The indisputable star of the show, however, is Sri Ayu Jati Kartika, a striking Balinese actress with no prior television experience, who opens the series by staring into the camera and saying: “We should have taken care of our guests. I’m very sorry.”

Only later do we learn her husband was killed in the blast and she has been left penniless with two small children. The juxtaposition between Kartika’s character, who cannot even afford to cremate her husband’s remains, and the state-of-the-art medevac and reconstructive surgery the Australian victims receive is powerful.

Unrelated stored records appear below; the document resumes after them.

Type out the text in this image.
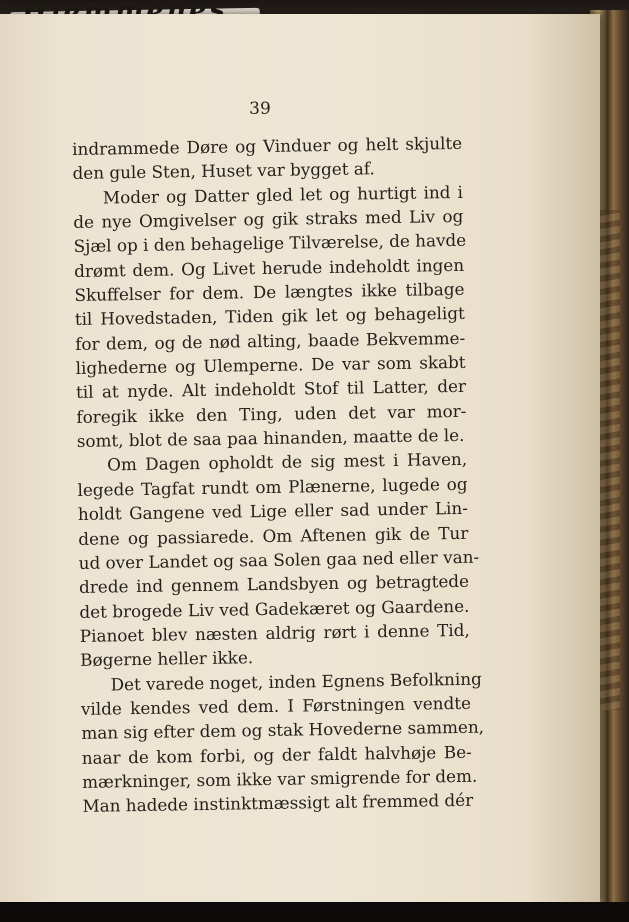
39
indrammede Døre og Vinduer og helt skjulte
den gule Sten, Huset var bygget af.
Moder og Datter gled let og hurtigt ind i
de nye Omgivelser og gik straks med Liv og
Sjæl op i den behagelige Tilværelse, de havde
drømt dem. Og Livet herude indeholdt ingen
Skuffelser for dem. De længtes ikke tilbage
til Hovedstaden, Tiden gik let og behageligt
for dem, og de nød alting, baade Bekvemme-
lighederne og Ulemperne. De var som skabt
til at nyde. Alt indeholdt Stof til Latter, der
foregik ikke den Ting, uden det var mor-
somt, blot de saa paa hinanden, maatte de le.
Om Dagen opholdt de sig mest i Haven,
legede Tagfat rundt om Plænerne, lugede og
holdt Gangene ved Lige eller sad under Lin-
dene og passiarede. Om Aftenen gik de Tur
ud over Landet og saa Solen gaa ned eller van-
drede ind gennem Landsbyen og betragtede
det brogede Liv ved Gadekæret og Gaardene.
Pianoet blev næsten aldrig rørt i denne Tid,
Bøgerne heller ikke.
Det varede noget, inden Egnens Befolkning
vilde kendes ved dem. I Førstningen vendte
man sig efter dem og stak Hovederne sammen,
naar de kom forbi, og der faldt halvhøje Be-
mærkninger, som ikke var smigrende for dem.
Man hadede instinktmæssigt alt fremmed dér
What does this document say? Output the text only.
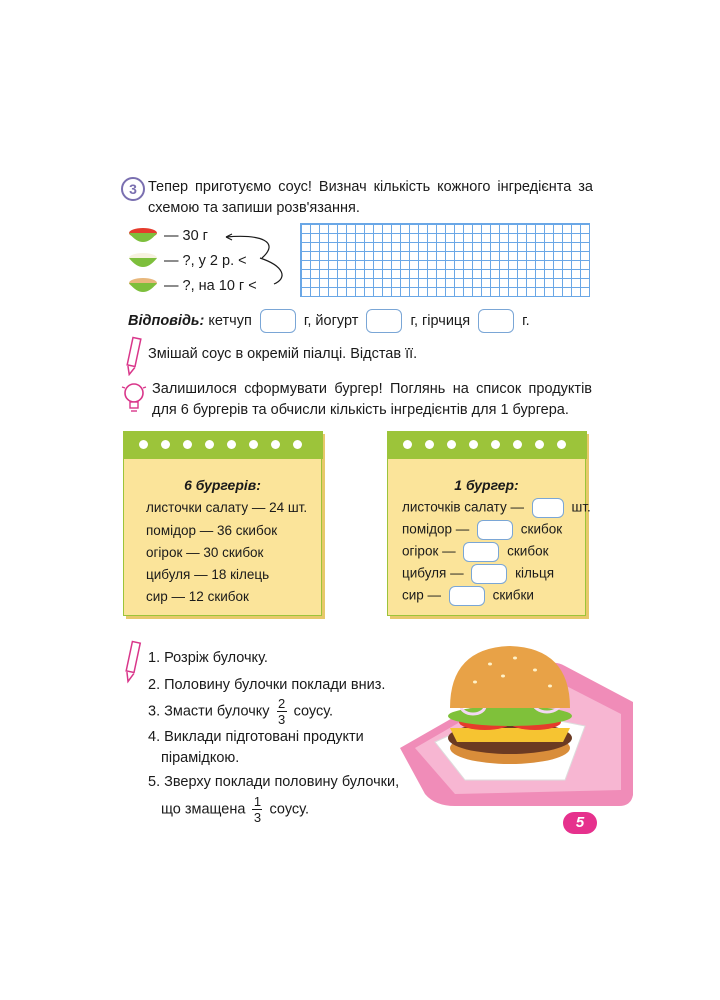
3 Тепер приготуємо соус! Визнач кількість кожного інгредієнта за схемою та запиши розв'язання.
— 30 г
— ?, у 2 р. <
— ?, на 10 г <
Відповідь: кетчуп	г, йогурт	г, гірчиця	г.
Змішай соус в окремій піалці. Відстав її.
Залишилося сформувати бургер! Поглянь на список продуктів для 6 бургерів та обчисли кількість інгредієнтів для 1 бургера.
6 бургерів:
листочки салату — 24 шт.
помідор — 36 скибок
огірок — 30 скибок
цибуля — 18 кілець
сир — 12 скибок
1 бургер:
листочків салату —	шт.
помідор —	скибок
огірок —	скибок
цибуля —	кільця
сир —	скибки
1. Розріж булочку.
2. Половину булочки поклади вниз.
3. Змасти булочку $\frac{2}{3}$ соусу.
4. Виклади підготовані продукти
пірамідкою.
5. Зверху поклади половину булочки,
що змащена $\frac{1}{3}$ соусу.
5
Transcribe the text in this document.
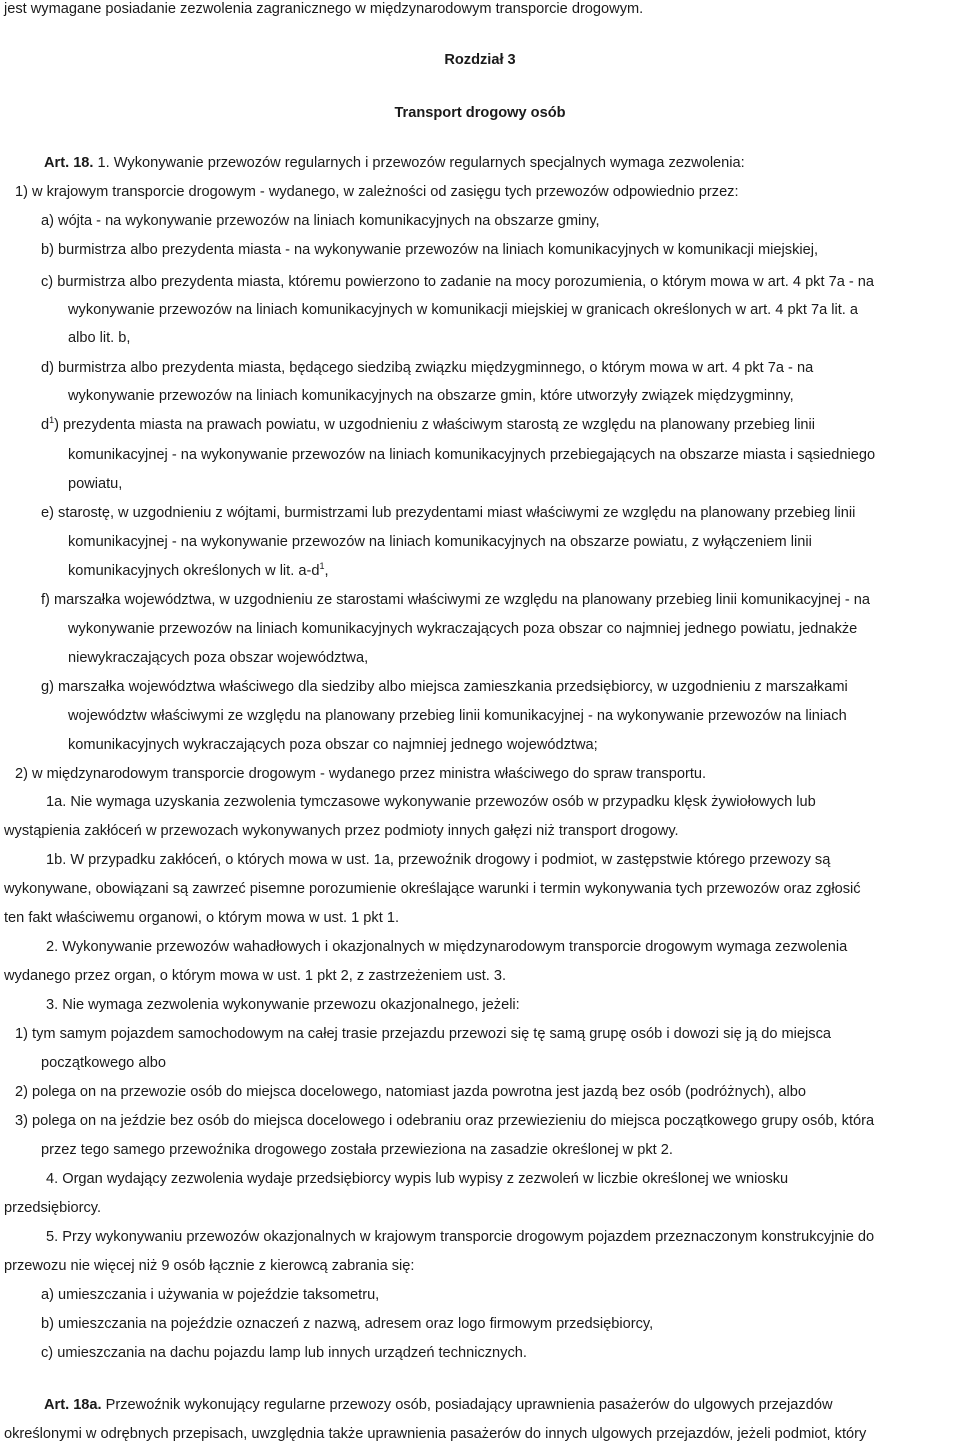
jest wymagane posiadanie zezwolenia zagranicznego w międzynarodowym transporcie drogowym.
Rozdział 3
Transport drogowy osób
Art. 18. 1. Wykonywanie przewozów regularnych i przewozów regularnych specjalnych wymaga zezwolenia:
1) w krajowym transporcie drogowym - wydanego, w zależności od zasięgu tych przewozów odpowiednio przez:
a) wójta - na wykonywanie przewozów na liniach komunikacyjnych na obszarze gminy,
b) burmistrza albo prezydenta miasta - na wykonywanie przewozów na liniach komunikacyjnych w komunikacji miejskiej,
c) burmistrza albo prezydenta miasta, któremu powierzono to zadanie na mocy porozumienia, o którym mowa w art. 4 pkt 7a - na
wykonywanie przewozów na liniach komunikacyjnych w komunikacji miejskiej w granicach określonych w art. 4 pkt 7a lit. a
albo lit. b,
d) burmistrza albo prezydenta miasta, będącego siedzibą związku międzygminnego, o którym mowa w art. 4 pkt 7a - na
wykonywanie przewozów na liniach komunikacyjnych na obszarze gmin, które utworzyły związek międzygminny,
$d^1$) prezydenta miasta na prawach powiatu, w uzgodnieniu z właściwym starostą ze względu na planowany przebieg linii
komunikacyjnej - na wykonywanie przewozów na liniach komunikacyjnych przebiegających na obszarze miasta i sąsiedniego
powiatu,
e) starostę, w uzgodnieniu z wójtami, burmistrzami lub prezydentami miast właściwymi ze względu na planowany przebieg linii
komunikacyjnej - na wykonywanie przewozów na liniach komunikacyjnych na obszarze powiatu, z wyłączeniem linii
komunikacyjnych określonych w lit. $a-d^1$,
f) marszałka województwa, w uzgodnieniu ze starostami właściwymi ze względu na planowany przebieg linii komunikacyjnej - na
wykonywanie przewozów na liniach komunikacyjnych wykraczających poza obszar co najmniej jednego powiatu, jednakże
niewykraczających poza obszar województwa,
g) marszałka województwa właściwego dla siedziby albo miejsca zamieszkania przedsiębiorcy, w uzgodnieniu z marszałkami
województw właściwymi ze względu na planowany przebieg linii komunikacyjnej - na wykonywanie przewozów na liniach
komunikacyjnych wykraczających poza obszar co najmniej jednego województwa;
2) w międzynarodowym transporcie drogowym - wydanego przez ministra właściwego do spraw transportu.
1a. Nie wymaga uzyskania zezwolenia tymczasowe wykonywanie przewozów osób w przypadku klęsk żywiołowych lub
wystąpienia zakłóceń w przewozach wykonywanych przez podmioty innych gałęzi niż transport drogowy.
1b. W przypadku zakłóceń, o których mowa w ust. 1a, przewoźnik drogowy i podmiot, w zastępstwie którego przewozy są
wykonywane, obowiązani są zawrzeć pisemne porozumienie określające warunki i termin wykonywania tych przewozów oraz zgłosić
ten fakt właściwemu organowi, o którym mowa w ust. 1 pkt 1.
2. Wykonywanie przewozów wahadłowych i okazjonalnych w międzynarodowym transporcie drogowym wymaga zezwolenia
wydanego przez organ, o którym mowa w ust. 1 pkt 2, z zastrzeżeniem ust. 3.
3. Nie wymaga zezwolenia wykonywanie przewozu okazjonalnego, jeżeli:
1) tym samym pojazdem samochodowym na całej trasie przejazdu przewozi się tę samą grupę osób i dowozi się ją do miejsca
początkowego albo
2) polega on na przewozie osób do miejsca docelowego, natomiast jazda powrotna jest jazdą bez osób (podróżnych), albo
3) polega on na jeździe bez osób do miejsca docelowego i odebraniu oraz przewiezieniu do miejsca początkowego grupy osób, która
przez tego samego przewoźnika drogowego została przewieziona na zasadzie określonej w pkt 2.
4. Organ wydający zezwolenia wydaje przedsiębiorcy wypis lub wypisy z zezwoleń w liczbie określonej we wniosku
przedsiębiorcy.
5. Przy wykonywaniu przewozów okazjonalnych w krajowym transporcie drogowym pojazdem przeznaczonym konstrukcyjnie do
przewozu nie więcej niż 9 osób łącznie z kierowcą zabrania się:
a) umieszczania i używania w pojeździe taksometru,
b) umieszczania na pojeździe oznaczeń z nazwą, adresem oraz logo firmowym przedsiębiorcy,
c) umieszczania na dachu pojazdu lamp lub innych urządzeń technicznych.
Art. 18a. Przewoźnik wykonujący regularne przewozy osób, posiadający uprawnienia pasażerów do ulgowych przejazdów
określonymi w odrębnych przepisach, uwzględnia także uprawnienia pasażerów do innych ulgowych przejazdów, jeżeli podmiot, który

‘Antagonistic relationship’

The series picks up the pace in the last episode when Amrozi Nurhasyim and two other Bali bombers go on trial. Their terrorist colleagues stage bombing attacks in Jakarta and Bali in a futile attempt to turn the public against the trial. In 2008, the trio were executed by firing squad.

The scenes filmed in Bali examine the antagonistic relationship between Australian police investigating the attacks and their Indonesian hosts as they hunt for the killers. (Tony Mott pic)

Critics have found fault with the series, due largely to the lack of anything resembling dramatic tension before the bombs go off. The “Guardian” described “Bali 2002” as “out of its depth”, explaining that it “feels like a very loose simulation of historical events”.

Although a bilingual production, the series is unlikely to attract many Indonesian viewers because of its on-again, off-gain colonial portrayal of Bali as a resort island and its Australian-centric view of the tragedy.

But the series may increase interest among viewers about Bali itself. Although the island’s all-important tourism industry collapsed overnight in the wake of the attack, Australians have since led the revival in visitors.

In 2019, before the pandemic, Bali was the most popular foreign destination for Australians traveling abroad after New Zealand, with 1.23 million visitors, according to the Indonesia Institute, a Perth-based think tank. Now that Indonesia’s borders have reopened, Australians once again make up the largest number of foreign tourists on the island, accounting for nearly half of them.

The phenomenon speaks volumes about the unbreakable bonds that formed between the two peoples. This sentiment was summed up by then Australian prime minister John Howard when he visited Kuta six days after the attack.

“As we grapple inadequately and in despair to try and comprehend what has happened, let us gather ourselves together, let us wrap our arms not only around our fellow Australians but our arms around the people of Indonesia, of Bali,” he said.